Graph Structure Inference with BAM: Introducing the Bilinear Attention Mechanism
Philipp Froehlich, Heinz Koeppl
TL;DR
Graph structure inference from observational data is framed as a supervised learning problem using covariance information processed on the SPD manifold. The Bilinear Attention Mechanism (BAM) combines channel embeddings, observational self-attention, SPD-based bilinear attention, and a Log-Eig mapping, with training data generated from SEMs using random Chebyshev polynomials to cover diverse dependencies. BAM delivers robust undirected graph recovery and competitive CPDAG estimation by first identifying skeleton and moralized edges and then orienting edges via a dedicated CPDAG network informed by Meek rules. The approach demonstrates strong generalization to nonlinear dependencies, offers computational efficiency relative to unsupervised methods, and opens new avenues for SPD-manifold optimization in graph learning.
Abstract
In statistics and machine learning, detecting dependencies in datasets is a central challenge. We propose a novel neural network model for supervised graph structure learning, i.e., the process of learning a mapping between observational data and their underlying dependence structure. The model is trained with variably shaped and coupled simulated input data and requires only a single forward pass through the trained network for inference.
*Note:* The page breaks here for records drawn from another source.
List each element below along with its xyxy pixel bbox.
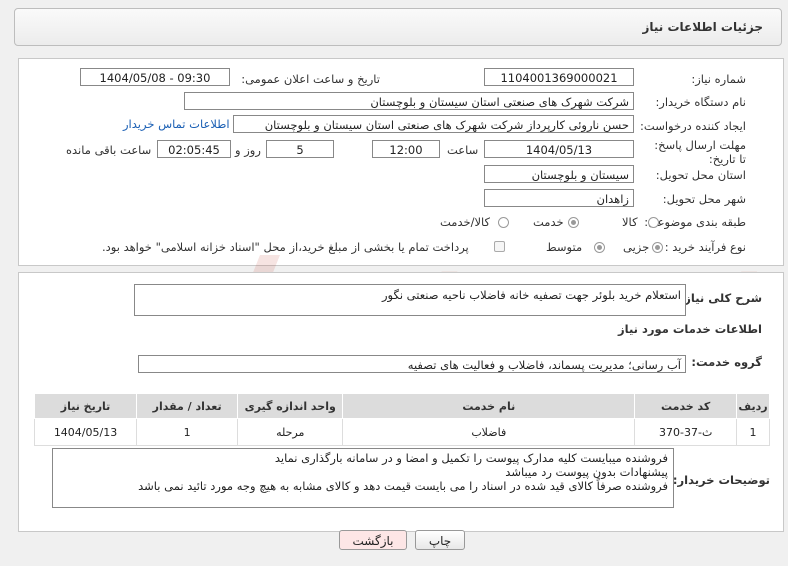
category-radio-service[interactable]	[568, 217, 579, 228]
col-need-date: تاریخ نیاز	[33, 393, 138, 419]
cell-service-code: ث-37-370	[634, 418, 738, 446]
service-group-label: گروه خدمت:	[691, 355, 762, 369]
process-radio-minor[interactable]	[652, 242, 663, 253]
col-service-code: کد خدمت	[634, 393, 738, 419]
hour-label: ساعت	[447, 143, 479, 157]
city-label: شهر محل تحویل:	[662, 192, 746, 206]
cell-service-name: فاضلاب	[342, 418, 636, 446]
col-unit: واحد اندازه گیری	[237, 393, 344, 419]
page-header: جزئیات اطلاعات نیاز	[14, 8, 782, 46]
category-option-service: خدمت	[533, 215, 564, 229]
col-quantity: تعداد / مقدار	[136, 393, 239, 419]
buyer-notes-label: توضیحات خریدار:	[672, 473, 770, 487]
requester-field: حسن ناروئی کارپرداز شرکت شهرک های صنعتی …	[233, 115, 634, 133]
print-button[interactable]: چاپ	[415, 530, 465, 550]
category-radio-goods-service[interactable]	[498, 217, 509, 228]
col-service-name: نام خدمت	[342, 393, 636, 419]
buyer-notes-field: فروشنده میبایست کلیه مدارک پیوست را تکمی…	[52, 448, 674, 508]
buyer-note-line: پیشنهادات بدون پیوست رد میباشد	[505, 465, 668, 479]
province-label: استان محل تحویل:	[655, 168, 746, 182]
need-number-field: 1104001369000021	[484, 68, 634, 86]
services-section-title: اطلاعات خدمات مورد نیاز	[618, 322, 762, 336]
announce-field: 1404/05/08 - 09:30	[80, 68, 230, 86]
deadline-date-field: 1404/05/13	[484, 140, 634, 158]
days-field: 5	[266, 140, 334, 158]
category-radio-goods[interactable]	[648, 217, 659, 228]
buyer-org-field: شرکت شهرک های صنعتی استان سیستان و بلوچس…	[184, 92, 634, 110]
deadline-hour-field: 12:00	[372, 140, 440, 158]
contact-buyer-link[interactable]: اطلاعات تماس خریدار	[123, 117, 230, 131]
requester-label: ایجاد کننده درخواست:	[640, 119, 746, 133]
cell-unit: مرحله	[237, 418, 344, 446]
buyer-note-line: فروشنده صرفاً کالای قید شده در اسناد را …	[138, 479, 668, 493]
cell-quantity: 1	[136, 418, 239, 446]
deadline-label: مهلت ارسال پاسخ: تا تاریخ:	[654, 138, 746, 166]
process-option-medium: متوسط	[546, 240, 583, 254]
city-field: زاهدان	[484, 189, 634, 207]
treasury-payment-checkbox[interactable]	[494, 241, 505, 252]
col-row-number: ردیف	[736, 393, 770, 419]
category-option-goods: کالا	[622, 215, 638, 229]
cell-row-number: 1	[736, 418, 770, 446]
category-option-goods-service: کالا/خدمت	[440, 215, 491, 229]
process-radio-medium[interactable]	[594, 242, 605, 253]
table-row: 1 ث-37-370 فاضلاب مرحله 1 1404/05/13	[33, 418, 770, 446]
buyer-note-line: فروشنده میبایست کلیه مدارک پیوست را تکمی…	[274, 451, 668, 465]
description-field: استعلام خرید بلوئر جهت تصفیه خانه فاضلاب…	[134, 284, 686, 316]
process-option-minor: جزیی	[623, 240, 650, 254]
announce-label: تاریخ و ساعت اعلان عمومی:	[241, 72, 380, 86]
province-field: سیستان و بلوچستان	[484, 165, 634, 183]
treasury-payment-text: پرداخت تمام یا بخشی از مبلغ خرید،از محل …	[102, 240, 469, 254]
services-table: ردیف کد خدمت نام خدمت واحد اندازه گیری ت…	[33, 393, 770, 446]
remaining-label: ساعت باقی مانده	[66, 143, 152, 157]
remaining-time-field: 02:05:45	[157, 140, 231, 158]
need-number-label: شماره نیاز:	[691, 72, 746, 86]
description-label: شرح کلی نیاز:	[679, 291, 762, 305]
process-label: نوع فرآیند خرید :	[664, 240, 746, 254]
buyer-org-label: نام دستگاه خریدار:	[655, 95, 746, 109]
cell-need-date: 1404/05/13	[33, 418, 138, 446]
category-label: طبقه بندی موضوعی:	[644, 215, 746, 229]
service-group-field: آب رسانی؛ مدیریت پسماند، فاضلاب و فعالیت…	[138, 355, 686, 373]
page-title: جزئیات اطلاعات نیاز	[642, 20, 763, 34]
back-button[interactable]: بازگشت	[339, 530, 407, 550]
days-label: روز و	[235, 143, 261, 157]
By leveraging structural equation models and employing randomly generated multivariate Chebyshev polynomials for the simulation of training data, our method demonstrates robust generalizability across both linear and various types of non-linear dependencies. We introduce a novel bilinear attention mechanism (BAM) for explicit processing of dependency information, which operates on the level of covariance matrices of transformed data and respects the geometry of the manifold of symmetric positive definite matrices. Empirical evaluation demonstrates the robustness of our method in detecting a wide range of dependencies, excelling in undirected graph estimation and proving competitive in completed partially directed acyclic graph estimation through a novel two-step approach.